Il ne parvient même pas à faire semblant de ne pas être un bobo : en allant à la rencontre d’un journaliste de la Tribune de Genève, Raphaël Glucksmann a multiplié les prouesses dans le ridicule et le grand bourgeois.

Raphaël Glucksmann, c’est le parisien bobo qui pense que la France ne vit finalement qu’à travers des gens comme lui. On sait comment ces gens de l’élite ne conçoivent même pas d’être totalement en décalage, jusqu’au ridicule. Ainsi, Raphaël Glucksmann a rendez-vous avec un journaliste de la Tribune de Genève ; il a du retard. Voici son excuse :

« Je traversais la place de la Concorde en trottinette électrique quand le guidon s’est décroché, incroyable non ? »

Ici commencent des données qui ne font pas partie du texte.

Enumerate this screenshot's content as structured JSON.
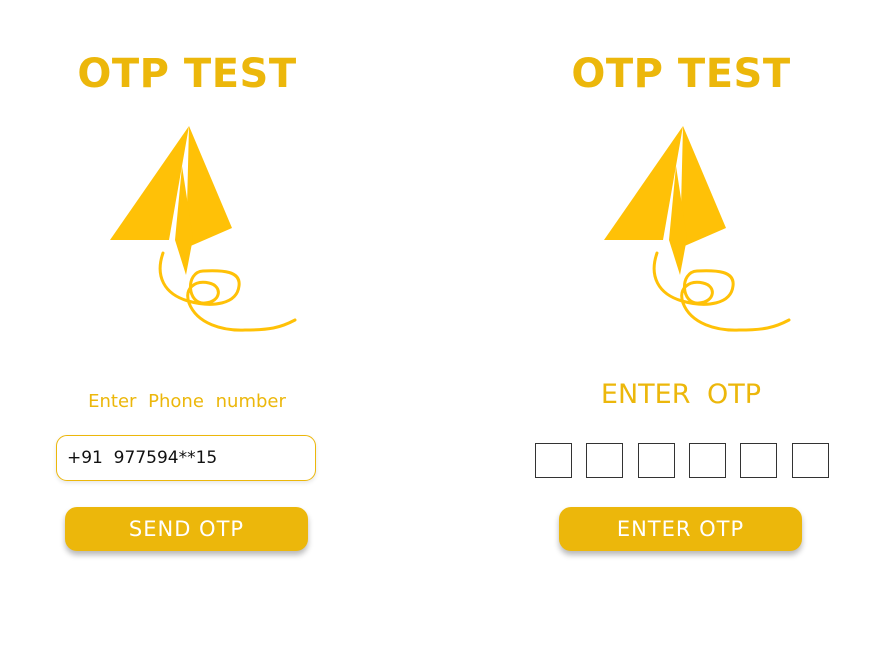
{
  "login_screen": {
    "title": "OTP TEST",
    "phone_label": "Enter  Phone  number",
    "phone_value": "+91  977594**15",
    "send_button_label": "SEND OTP"
  },
  "verify_screen": {
    "title": "OTP TEST",
    "otp_label": "ENTER  OTP",
    "otp_digits": [
      "",
      "",
      "",
      "",
      "",
      ""
    ],
    "enter_button_label": "ENTER OTP"
  },
  "icons": {
    "logo": "paper-plane-icon"
  },
  "colors": {
    "accent": "#ecb70b",
    "plane_fill": "#ffc107",
    "background": "#ffffff",
    "button_text": "#ffffff"
  }
}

On se dit : le type est naïf, ou stupide, ou les deux. Et en plus il continue :

«Je sais que ça fait très bobo, la trottinette, mais qu’est-ce que c’est pratique ! »

La considération du journaliste est immédiate :

« Bobo, il l’est jusqu’au bout des ongles. »

La suite du compte-rendu du journaliste est pratiquement hilarante :

« Ce midi-là, on le retrouve au restaurant en compagnie de Thomas Porcher, professeur d’économie et lui aussi cofondateur de Place publique – un habitué des débats télévisés où il s’est fait la spécialité de massacrer la vulgate économique libérale.

On ne peut s’empêcher d’admirer sa jolie montre Cartier – « J’ai le droit d’aimer les belles choses, bougonne-t-il en remontant sa manche. Vous n’allez quand même pas parler de ça…»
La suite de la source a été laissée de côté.